The United States and United Nations have launched a new humanitarian aid fund for Sudan, with a combined $700 million in initial contributions from the U.S. and the United Arab Emirates.
The U.S. said it will contribute $200 million from a $2 billion reserve earmarked for global humanitarian assistance. The UAE pledged $500 million. Saudi Arabia and other attendees of Tuesday’s fundraising event in Washington also committed to pledging support, but did not disclose specific amounts.
Tom Fletcher, head of the U.N. Office for the Coordination of Humanitarian Affairs (OCHA), co-hosted the event with U.S. senior adviser for Arab and African affairs Massad Boulos.
“Today we are signaling that the international community will work together to bring this suffering to an end, and to ensure lifesaving aid reaches communities in such desperate, desperate need,” Fletcher said.
Fletcher said donors aim to show progress by the start of Ramadan on Feb. 17. Boulos added that the U.S. has put forward a proposal for a humanitarian truce that could be agreed upon in the coming weeks.
Sudan has been engulfed in conflict since 2023, with fighting between the Rapid Support Forces (RSF) paramilitary group and the Sudanese military. The United Nations estimates that more than 40,000 people have been killed, though the actual toll may be significantly higher.

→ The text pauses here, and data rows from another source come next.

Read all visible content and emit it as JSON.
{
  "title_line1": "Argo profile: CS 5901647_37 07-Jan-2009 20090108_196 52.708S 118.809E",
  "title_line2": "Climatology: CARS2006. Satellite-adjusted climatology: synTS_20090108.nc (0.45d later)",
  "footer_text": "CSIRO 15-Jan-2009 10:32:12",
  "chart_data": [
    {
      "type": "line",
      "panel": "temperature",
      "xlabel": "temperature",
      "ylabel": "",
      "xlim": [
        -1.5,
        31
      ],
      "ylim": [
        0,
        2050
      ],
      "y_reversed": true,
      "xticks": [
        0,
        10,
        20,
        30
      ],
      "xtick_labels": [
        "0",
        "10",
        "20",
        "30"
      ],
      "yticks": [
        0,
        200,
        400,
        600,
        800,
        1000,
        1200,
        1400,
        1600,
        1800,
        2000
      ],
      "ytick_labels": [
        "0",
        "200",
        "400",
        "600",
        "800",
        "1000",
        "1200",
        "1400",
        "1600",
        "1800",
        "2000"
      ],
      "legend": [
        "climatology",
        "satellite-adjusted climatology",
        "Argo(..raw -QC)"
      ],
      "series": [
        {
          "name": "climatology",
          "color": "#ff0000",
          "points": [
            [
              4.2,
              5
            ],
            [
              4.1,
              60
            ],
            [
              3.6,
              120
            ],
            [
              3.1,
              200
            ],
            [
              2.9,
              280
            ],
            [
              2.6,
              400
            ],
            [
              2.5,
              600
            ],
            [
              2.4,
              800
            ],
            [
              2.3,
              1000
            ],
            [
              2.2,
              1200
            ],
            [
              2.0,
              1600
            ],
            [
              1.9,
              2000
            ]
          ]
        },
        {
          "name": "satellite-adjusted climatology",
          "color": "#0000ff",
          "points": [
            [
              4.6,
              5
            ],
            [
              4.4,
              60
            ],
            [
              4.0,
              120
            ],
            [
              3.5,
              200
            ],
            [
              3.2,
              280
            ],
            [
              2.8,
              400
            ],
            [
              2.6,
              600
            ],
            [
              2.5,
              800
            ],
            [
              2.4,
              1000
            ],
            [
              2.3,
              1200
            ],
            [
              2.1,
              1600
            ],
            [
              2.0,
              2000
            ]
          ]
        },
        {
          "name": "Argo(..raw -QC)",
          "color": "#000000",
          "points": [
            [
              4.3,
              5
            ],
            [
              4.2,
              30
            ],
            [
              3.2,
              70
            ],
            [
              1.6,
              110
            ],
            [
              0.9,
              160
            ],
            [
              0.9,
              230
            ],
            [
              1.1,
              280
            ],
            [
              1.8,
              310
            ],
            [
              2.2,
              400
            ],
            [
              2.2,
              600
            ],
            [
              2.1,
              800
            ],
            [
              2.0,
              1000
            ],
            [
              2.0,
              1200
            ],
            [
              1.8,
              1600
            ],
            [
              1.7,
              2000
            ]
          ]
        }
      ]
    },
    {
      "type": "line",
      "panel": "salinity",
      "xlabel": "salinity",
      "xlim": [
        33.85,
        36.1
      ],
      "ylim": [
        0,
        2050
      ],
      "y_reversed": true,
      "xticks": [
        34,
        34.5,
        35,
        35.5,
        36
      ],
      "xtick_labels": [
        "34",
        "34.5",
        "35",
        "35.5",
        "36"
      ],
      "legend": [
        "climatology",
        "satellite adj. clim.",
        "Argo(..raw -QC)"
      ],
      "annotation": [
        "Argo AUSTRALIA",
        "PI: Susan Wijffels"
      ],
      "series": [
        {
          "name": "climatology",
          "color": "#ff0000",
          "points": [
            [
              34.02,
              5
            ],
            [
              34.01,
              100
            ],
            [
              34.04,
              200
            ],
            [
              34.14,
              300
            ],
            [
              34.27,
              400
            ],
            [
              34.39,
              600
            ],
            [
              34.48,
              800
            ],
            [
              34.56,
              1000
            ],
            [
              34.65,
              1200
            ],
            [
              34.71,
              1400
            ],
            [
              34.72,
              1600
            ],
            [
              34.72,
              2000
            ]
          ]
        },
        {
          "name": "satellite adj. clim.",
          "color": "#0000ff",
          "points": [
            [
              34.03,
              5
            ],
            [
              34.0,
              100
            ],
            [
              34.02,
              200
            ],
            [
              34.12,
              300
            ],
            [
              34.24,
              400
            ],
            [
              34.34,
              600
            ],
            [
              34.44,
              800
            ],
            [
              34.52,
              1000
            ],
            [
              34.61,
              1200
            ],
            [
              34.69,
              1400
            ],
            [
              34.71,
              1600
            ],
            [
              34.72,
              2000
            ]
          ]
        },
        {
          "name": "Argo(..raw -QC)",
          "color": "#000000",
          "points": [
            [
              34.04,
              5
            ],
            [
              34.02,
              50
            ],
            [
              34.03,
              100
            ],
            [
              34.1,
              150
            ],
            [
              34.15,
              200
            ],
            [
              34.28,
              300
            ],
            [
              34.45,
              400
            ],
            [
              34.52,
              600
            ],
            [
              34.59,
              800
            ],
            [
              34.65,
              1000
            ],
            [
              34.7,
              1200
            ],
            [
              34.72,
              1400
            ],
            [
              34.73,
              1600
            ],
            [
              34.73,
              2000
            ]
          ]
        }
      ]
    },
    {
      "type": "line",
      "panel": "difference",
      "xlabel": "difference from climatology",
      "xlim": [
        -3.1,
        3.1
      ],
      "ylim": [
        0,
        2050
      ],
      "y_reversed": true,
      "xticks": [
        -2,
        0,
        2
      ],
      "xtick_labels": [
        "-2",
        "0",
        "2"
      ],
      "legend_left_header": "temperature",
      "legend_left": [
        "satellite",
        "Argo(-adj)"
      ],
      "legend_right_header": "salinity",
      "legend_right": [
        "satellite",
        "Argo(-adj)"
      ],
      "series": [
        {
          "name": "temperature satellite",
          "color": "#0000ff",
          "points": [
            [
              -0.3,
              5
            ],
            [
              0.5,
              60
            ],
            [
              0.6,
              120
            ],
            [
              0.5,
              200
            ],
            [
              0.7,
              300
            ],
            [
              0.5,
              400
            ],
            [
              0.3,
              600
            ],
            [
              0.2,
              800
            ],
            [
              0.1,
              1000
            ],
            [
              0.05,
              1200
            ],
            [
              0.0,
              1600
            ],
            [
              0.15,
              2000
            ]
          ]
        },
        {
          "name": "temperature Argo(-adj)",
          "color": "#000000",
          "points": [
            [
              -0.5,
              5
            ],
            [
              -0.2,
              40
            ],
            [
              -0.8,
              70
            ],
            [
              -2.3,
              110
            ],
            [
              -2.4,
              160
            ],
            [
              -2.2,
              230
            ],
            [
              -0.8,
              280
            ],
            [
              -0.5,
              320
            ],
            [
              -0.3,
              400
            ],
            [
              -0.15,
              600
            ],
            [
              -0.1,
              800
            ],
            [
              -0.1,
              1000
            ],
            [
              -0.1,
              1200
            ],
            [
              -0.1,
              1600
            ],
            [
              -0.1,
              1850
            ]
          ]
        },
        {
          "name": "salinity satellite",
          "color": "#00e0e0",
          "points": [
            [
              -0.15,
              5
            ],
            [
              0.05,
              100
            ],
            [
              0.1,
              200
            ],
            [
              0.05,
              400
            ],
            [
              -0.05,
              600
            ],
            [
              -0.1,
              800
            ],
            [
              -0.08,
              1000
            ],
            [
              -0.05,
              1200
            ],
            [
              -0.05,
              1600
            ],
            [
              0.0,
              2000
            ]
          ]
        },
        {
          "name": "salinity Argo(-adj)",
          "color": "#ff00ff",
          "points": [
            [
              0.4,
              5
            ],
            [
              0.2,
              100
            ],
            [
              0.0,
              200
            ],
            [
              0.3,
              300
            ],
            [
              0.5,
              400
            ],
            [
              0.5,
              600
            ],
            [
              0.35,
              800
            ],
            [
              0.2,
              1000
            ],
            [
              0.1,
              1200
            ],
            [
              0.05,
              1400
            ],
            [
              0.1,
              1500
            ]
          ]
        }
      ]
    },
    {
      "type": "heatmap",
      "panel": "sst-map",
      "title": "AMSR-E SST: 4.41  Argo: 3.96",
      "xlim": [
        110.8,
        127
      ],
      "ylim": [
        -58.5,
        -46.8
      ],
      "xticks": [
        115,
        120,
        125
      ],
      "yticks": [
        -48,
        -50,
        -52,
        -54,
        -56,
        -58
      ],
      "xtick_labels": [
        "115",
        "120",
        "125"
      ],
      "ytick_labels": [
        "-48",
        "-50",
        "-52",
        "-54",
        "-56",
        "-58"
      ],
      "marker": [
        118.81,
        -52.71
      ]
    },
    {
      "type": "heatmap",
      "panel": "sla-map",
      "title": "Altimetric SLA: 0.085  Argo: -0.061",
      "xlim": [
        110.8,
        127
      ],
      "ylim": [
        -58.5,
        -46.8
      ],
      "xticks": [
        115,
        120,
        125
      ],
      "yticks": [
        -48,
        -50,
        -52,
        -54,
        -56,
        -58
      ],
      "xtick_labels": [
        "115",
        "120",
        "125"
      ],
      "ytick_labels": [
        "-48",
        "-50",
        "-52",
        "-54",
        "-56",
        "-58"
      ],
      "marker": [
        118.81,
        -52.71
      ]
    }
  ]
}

The war has created what the U.N. calls the world’s largest humanitarian crisis, with more than 14 million displaced and famine declared in multiple regions.
Recent clashes have concentrated in the Kordofan region, where the military reported gains. On Tuesday, officials said they reopened a key road between the towns of Kadugli and Dilling, breaking an RSF siege on Kadugli that began at the war’s onset. Famine was declared in Kadugli last November by the Integrated Food Security Phase Classification.
The Sudan Doctors Network said a drone strike by the RSF hit a medical center in Kadugli on Tuesday, killing 15 people, including seven children.